The most pronounced mass losses (Figure 12) were recorded during the isothermal holding stage, which can be attributed to thermal decomposition and desorption processes. In contrast, during the cooling and stabilization stages, slower TG changes or slight mass recovery were observed, likely due to moisture reabsorption.

The color scale represents the duration of the experiment. The graphs illustrate the decrease in sample mass at each stage, reflecting the degradation and evaporation processes occurring during the thermal cycle.

The summarized data (Figure 13) show that after 20 cycles, the sample retains more than 65% of its initial mass, confirming its thermal stability and reversible moisture exchange capability—key characteristics for use in biomedical devices, drug delivery systems, and smart materials operating under cyclic thermal conditions.

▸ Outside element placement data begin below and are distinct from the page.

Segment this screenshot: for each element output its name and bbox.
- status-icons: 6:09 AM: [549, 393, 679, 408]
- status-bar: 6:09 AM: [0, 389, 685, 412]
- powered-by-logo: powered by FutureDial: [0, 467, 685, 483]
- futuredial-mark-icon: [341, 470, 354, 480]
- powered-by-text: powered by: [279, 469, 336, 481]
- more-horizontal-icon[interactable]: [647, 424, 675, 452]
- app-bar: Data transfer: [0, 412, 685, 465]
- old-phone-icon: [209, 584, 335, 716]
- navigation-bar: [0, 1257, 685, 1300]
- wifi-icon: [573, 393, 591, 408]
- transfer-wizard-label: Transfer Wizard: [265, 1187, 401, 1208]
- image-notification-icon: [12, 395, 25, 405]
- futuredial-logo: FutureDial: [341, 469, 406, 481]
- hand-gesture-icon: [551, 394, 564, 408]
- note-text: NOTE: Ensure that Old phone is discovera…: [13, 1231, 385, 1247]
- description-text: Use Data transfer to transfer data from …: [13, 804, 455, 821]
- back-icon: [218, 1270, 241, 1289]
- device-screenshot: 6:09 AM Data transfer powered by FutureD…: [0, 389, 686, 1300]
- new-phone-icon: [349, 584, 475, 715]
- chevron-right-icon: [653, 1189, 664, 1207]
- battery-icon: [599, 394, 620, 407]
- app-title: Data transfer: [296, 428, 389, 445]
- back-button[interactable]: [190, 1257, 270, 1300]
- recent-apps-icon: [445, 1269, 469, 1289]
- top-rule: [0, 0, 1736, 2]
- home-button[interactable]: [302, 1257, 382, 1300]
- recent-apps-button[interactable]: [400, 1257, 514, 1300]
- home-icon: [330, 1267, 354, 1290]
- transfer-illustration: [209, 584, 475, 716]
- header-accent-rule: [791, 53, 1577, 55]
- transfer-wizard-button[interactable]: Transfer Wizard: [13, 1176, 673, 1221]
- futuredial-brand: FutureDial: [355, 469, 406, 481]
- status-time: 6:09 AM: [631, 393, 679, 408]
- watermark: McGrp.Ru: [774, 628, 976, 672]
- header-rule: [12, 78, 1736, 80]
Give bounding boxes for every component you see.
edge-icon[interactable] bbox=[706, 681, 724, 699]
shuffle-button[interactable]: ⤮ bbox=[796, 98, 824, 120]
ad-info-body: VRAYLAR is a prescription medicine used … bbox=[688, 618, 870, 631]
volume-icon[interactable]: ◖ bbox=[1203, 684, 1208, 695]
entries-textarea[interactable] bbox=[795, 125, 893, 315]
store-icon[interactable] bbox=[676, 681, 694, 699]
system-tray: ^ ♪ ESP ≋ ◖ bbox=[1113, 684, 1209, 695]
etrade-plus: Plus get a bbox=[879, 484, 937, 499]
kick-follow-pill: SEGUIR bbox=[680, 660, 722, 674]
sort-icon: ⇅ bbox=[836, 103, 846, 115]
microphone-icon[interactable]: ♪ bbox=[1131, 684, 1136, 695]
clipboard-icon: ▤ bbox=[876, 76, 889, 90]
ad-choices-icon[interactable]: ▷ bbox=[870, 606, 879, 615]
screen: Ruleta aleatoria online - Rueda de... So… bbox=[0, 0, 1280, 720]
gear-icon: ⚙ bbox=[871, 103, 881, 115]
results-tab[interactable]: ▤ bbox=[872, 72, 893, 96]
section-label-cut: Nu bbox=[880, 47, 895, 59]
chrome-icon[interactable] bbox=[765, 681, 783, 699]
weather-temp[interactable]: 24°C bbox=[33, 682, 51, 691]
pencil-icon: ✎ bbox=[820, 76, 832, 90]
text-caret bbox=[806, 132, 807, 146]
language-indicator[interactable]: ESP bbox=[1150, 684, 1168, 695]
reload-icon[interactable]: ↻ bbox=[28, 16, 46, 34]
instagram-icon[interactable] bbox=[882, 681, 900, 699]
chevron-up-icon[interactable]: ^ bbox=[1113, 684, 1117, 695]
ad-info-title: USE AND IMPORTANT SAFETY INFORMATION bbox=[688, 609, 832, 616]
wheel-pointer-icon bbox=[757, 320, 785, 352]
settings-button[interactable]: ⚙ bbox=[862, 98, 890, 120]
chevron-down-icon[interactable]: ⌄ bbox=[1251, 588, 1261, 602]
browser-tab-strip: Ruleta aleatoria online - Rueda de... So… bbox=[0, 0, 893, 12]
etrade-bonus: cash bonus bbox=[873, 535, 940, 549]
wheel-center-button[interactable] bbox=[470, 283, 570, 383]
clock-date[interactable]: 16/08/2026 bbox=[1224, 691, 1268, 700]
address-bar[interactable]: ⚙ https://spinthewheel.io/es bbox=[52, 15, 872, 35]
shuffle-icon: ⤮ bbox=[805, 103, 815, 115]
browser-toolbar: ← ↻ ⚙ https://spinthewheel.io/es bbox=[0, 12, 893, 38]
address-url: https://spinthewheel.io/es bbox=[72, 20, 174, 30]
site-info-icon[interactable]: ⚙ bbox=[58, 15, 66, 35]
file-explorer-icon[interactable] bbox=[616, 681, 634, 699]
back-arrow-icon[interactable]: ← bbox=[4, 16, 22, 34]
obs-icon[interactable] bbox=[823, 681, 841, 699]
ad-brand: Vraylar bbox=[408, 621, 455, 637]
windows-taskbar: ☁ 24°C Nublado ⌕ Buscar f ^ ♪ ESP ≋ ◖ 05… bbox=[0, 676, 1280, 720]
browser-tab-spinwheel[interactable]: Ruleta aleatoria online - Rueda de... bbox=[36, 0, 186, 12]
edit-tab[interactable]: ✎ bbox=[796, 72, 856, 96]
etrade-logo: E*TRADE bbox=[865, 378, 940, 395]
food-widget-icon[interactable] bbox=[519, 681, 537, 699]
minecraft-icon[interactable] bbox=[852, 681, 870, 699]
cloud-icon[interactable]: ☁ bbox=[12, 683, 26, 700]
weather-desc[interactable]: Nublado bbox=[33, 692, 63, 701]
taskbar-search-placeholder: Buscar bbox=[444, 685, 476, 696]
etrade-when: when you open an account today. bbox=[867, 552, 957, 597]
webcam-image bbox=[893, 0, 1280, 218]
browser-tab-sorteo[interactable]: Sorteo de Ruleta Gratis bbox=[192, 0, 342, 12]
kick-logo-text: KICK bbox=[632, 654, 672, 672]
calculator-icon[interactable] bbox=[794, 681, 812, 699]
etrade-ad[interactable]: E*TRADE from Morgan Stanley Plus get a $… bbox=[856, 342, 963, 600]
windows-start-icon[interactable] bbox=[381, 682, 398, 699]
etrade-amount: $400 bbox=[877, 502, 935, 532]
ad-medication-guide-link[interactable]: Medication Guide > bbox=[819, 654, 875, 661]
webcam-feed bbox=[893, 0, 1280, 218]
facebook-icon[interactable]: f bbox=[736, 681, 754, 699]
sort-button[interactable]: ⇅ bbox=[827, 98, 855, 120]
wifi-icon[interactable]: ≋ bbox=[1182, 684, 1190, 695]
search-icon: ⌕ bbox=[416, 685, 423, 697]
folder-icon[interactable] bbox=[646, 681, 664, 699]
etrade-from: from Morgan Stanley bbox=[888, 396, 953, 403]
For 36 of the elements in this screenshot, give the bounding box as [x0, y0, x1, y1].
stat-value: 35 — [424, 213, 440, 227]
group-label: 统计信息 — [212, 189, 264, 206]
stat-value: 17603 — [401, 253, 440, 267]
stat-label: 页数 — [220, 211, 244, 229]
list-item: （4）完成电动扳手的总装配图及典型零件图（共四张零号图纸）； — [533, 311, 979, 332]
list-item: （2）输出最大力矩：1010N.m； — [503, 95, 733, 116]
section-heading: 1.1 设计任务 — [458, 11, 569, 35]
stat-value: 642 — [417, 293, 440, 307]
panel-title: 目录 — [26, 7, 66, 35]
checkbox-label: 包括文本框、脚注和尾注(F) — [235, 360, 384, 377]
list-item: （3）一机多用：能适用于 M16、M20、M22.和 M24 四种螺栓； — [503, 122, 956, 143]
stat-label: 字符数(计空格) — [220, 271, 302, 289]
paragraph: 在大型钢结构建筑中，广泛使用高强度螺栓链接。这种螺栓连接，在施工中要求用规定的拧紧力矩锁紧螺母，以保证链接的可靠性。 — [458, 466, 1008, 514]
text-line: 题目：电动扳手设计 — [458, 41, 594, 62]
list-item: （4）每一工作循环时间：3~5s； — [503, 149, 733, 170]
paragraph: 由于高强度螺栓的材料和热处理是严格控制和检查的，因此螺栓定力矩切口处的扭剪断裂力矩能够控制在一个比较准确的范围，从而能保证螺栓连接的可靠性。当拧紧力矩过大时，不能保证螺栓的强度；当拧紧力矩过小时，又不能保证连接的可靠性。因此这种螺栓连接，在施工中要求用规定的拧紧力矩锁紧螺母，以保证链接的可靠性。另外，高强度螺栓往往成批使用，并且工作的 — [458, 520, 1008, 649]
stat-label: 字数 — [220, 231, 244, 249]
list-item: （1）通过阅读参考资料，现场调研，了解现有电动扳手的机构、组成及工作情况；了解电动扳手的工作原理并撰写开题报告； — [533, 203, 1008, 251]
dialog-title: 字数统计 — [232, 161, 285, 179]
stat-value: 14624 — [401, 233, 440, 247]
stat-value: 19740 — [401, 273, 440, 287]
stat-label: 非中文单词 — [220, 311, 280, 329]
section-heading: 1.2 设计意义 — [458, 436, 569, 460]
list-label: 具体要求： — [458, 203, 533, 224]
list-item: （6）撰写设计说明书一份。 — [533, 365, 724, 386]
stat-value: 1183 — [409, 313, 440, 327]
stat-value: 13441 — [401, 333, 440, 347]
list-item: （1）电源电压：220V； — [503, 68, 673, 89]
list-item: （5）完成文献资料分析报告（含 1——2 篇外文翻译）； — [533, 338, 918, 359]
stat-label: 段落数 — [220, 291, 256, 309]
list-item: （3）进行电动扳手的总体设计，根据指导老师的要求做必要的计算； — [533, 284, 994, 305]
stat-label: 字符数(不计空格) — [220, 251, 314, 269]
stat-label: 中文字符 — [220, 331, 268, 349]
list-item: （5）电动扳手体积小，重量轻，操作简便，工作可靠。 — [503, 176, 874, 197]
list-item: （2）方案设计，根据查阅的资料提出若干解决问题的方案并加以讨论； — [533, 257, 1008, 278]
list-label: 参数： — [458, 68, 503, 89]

The results obtained in the present study expand and complement previously published data on the thermal stability of PVA- and PEG-based hydrogels [9,10,17,18]. In contrast to the aforementioned studies, which focused either on physically or chemically crosslinked systems separately, or employed limited kinetic analysis methods, our work is based on the investigation of interpenetrating polymer networks (IPNs) incorporating both PEGDA and PEGMA. It also implements a comprehensive approach that combines several modeling and statistical methods (Friedman, OFW, NPK, Šesták–Berggren, ANOVA, and t-tests). This approach enabled a more detailed characterization of the stages of thermal degradation, their kinetic parameters, and their dependence on composition, thereby expanding the possibilities for controlling the thermal stability of hydrogels in applied contexts, including biomedical and engineering applications.

4. Conclusions

A comprehensive study of the thermal behavior and kinetics of IPN hydrogels PVA/PEGDA–PEGMA (PEGMA 11 wt.% in all samples, H₂O 75–81 wt.%) was conducted using TGA/DTG, non-model, non-parametric, and model approaches, which allowed for a comprehensive characterization of their destructive processes. It was found that an increase in PVA content enhances moisture retention and shifts the T_max of dehydration to higher temperatures, while an increase in PEGDA concentration leads to network densification, reduced moisture binding, and accelerated decomposition. The kinetic analysis showed differences in the behavior of the studied samples: sample (a) is characterized by moderate reactivity and a simple kinetic model; sample (b) exhibits the maximum activity at low activation energy; sample (c) is characterized by strong diffusion limitations and a narrow activity window; sample (d) demonstrates a prolonged destruction mechanism with preservation of activity in the later stages. The results obtained are of practical importance, as they allow for the targeted selection of hydrogel compositions for specific applications, including medicine (drug delivery systems, temporary implants), ecology (sorbents, biodegradable materials), and materials science (heat-resistant coatings, barrier membranes, and long-acting biomaterials).

Thus, a clear trend can be observed: as the dehydration rate (slope k) decreases, the diffusion coefficient D decreases as well, reflecting an increase in resistance to moisture mass transfer within the polymer matrix.